Je vis en pleine campagne, entouré d’animaux, et je m’y sens bien.
Étant l’une des rares personnes en Europe à pouvoir exercer ce métier, comment comptez-vous le transmettre ?
Je pense que si l’évolution humaine est allée si loin, c’est justement parce qu’elle a réussi à transmettre ce qui a été fait, sans quoi nous perdrions l’une des caractéristiques qui nous identifient en tant qu’êtres humains. Nous avons ouvert une école de taxidermie reconnue par la région de Toscane et nous avons eu beaucoup plus d’élèves que je ne le pensais. J’ai toujours eu peur que notre travail soit considéré comme proche de la chasse et donc mal vu, mais ce n’est pas le cas. Je doutais d’avoir un quelconque attrait pour les jeunes et au contraire, j’ai eu des retours inattendus, et je n’ai même pas eu de critiques sur les réseaux sociaux. En ce moment, nous avons 200 enfants sur la liste d’attente, mais nous ne pouvons pas accueillir plus de 5 à 10 personnes par an. Malheureusement, nous ne pouvons pas répondre à toute cette demande parce que nous sommes très occupés, alors nous nous concentrons sur un petit nombre chaque année, parce que c’est un travail difficile à apprendre.

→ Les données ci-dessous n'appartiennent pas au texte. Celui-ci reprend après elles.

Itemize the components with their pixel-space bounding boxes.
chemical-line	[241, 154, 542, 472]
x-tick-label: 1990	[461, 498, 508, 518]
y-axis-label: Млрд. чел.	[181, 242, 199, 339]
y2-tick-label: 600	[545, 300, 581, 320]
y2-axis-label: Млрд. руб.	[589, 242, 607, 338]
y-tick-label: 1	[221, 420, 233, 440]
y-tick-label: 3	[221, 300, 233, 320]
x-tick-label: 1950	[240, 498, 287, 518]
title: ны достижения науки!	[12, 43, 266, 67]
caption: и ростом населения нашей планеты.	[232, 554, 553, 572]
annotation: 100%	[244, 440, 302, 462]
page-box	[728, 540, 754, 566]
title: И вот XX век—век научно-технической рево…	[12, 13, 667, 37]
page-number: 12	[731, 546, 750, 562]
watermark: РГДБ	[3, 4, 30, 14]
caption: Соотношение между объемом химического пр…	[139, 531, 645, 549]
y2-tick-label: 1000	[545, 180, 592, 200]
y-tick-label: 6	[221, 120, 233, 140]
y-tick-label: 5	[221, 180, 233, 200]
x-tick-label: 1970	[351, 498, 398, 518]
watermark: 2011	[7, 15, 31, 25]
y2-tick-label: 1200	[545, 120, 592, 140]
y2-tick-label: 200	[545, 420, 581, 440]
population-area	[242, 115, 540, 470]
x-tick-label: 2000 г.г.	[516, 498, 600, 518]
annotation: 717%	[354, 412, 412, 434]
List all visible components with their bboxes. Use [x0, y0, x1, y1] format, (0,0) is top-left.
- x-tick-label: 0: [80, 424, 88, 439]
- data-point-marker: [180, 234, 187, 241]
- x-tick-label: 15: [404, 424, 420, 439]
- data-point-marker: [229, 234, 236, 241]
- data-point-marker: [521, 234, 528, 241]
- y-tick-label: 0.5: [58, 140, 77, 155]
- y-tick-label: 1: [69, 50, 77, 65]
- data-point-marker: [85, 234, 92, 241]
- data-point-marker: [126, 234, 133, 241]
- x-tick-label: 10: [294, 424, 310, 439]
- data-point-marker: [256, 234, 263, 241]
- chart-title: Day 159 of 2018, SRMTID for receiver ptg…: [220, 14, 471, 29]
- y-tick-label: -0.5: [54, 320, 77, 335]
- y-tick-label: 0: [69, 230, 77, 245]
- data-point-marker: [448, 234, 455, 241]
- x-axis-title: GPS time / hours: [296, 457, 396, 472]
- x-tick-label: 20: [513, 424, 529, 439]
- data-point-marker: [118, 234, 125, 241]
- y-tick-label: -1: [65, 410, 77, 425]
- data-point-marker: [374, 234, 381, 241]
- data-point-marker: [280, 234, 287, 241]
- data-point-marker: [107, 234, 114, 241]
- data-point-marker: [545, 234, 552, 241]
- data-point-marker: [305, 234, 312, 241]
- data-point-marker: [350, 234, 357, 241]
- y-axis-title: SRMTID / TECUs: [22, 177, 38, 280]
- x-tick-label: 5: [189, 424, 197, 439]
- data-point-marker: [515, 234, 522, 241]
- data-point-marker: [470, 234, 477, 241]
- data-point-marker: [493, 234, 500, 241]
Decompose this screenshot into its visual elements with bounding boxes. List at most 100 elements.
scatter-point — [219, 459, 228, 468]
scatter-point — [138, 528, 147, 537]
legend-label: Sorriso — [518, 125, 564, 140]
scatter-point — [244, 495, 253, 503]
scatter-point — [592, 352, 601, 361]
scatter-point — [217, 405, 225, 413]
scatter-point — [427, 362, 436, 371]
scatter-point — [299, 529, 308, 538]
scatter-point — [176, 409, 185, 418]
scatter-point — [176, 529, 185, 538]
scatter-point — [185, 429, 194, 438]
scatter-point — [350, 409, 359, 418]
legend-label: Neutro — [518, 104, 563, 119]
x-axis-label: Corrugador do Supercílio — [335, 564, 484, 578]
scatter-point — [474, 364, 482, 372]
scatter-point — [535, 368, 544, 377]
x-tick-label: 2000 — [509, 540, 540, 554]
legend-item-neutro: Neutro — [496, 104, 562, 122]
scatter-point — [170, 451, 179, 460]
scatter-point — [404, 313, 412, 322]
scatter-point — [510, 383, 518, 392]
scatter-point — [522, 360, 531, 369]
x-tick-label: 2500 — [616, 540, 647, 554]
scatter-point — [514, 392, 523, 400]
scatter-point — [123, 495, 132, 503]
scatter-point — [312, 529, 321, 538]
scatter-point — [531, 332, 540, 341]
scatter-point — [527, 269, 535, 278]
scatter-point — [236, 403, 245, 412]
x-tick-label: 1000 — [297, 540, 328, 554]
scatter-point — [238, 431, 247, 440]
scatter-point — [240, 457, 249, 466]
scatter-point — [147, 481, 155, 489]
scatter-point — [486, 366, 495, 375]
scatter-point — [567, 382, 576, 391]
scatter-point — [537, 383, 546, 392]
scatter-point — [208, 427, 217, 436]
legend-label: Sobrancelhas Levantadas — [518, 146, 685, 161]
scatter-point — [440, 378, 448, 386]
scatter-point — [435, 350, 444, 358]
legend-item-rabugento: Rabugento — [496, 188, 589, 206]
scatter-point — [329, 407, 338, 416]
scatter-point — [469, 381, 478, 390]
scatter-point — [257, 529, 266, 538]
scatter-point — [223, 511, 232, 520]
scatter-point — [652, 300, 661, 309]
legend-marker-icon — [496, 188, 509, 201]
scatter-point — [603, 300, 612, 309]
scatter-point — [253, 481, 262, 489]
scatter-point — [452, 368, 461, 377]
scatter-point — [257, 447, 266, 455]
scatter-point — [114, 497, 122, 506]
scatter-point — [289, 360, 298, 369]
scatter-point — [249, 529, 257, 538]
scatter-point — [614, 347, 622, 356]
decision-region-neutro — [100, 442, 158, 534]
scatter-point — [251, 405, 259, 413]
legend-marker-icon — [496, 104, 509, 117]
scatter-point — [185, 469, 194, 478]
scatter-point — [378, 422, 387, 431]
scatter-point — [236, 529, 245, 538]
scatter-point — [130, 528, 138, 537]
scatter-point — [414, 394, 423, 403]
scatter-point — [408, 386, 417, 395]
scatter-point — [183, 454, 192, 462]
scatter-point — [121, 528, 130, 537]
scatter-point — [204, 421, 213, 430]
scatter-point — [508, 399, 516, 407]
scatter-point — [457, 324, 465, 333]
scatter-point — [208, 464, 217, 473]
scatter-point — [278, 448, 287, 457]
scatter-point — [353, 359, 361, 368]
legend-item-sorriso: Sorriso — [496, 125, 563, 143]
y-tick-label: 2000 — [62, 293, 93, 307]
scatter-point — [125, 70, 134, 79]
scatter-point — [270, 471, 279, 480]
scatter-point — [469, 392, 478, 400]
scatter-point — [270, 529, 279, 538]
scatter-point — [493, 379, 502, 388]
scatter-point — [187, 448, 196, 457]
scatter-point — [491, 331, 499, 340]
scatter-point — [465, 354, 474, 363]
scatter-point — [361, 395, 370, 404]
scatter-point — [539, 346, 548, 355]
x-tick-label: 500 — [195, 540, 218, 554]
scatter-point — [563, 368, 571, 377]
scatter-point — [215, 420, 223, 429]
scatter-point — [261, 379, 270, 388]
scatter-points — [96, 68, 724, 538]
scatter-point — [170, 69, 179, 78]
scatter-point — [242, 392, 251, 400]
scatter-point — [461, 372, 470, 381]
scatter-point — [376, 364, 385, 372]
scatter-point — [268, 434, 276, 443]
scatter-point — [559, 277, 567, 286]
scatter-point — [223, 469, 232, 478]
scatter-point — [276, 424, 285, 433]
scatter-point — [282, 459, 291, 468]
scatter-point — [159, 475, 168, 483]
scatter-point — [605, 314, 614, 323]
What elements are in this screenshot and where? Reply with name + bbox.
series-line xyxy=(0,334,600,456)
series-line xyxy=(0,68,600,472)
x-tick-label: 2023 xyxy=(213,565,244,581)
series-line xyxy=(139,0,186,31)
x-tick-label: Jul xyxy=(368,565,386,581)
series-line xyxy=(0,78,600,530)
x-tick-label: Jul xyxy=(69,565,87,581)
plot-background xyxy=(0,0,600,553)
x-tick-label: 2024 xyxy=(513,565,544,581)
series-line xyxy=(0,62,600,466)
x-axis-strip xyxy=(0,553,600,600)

Quelles sont les qualités requises ?
Une connaissance de base des animaux, être un peu sculpteur, un peu peintre, un peu chimiste... ces personnes viennent d’horizons différents : certaines de l’école des beaux-arts, d’autres de la faculté des sciences naturelles ou de biologie, nous avons même eu un médecin, à la retraite.
Y a-t-il des différences d’approche entre ceux qui font cela pour l’art et ceux qui le font pour la science ?
Il y a des différences, mais elles commencent toutes par l’émerveillement, l’émerveillement de savoir comment il est possible qu’il y ait des animaux si parfaits que l’on ne cesse de découvrir et de comprendre.
Comment vous définiriez-vous ?
Un sculpteur fasciné par la vie qui coule autour de nous.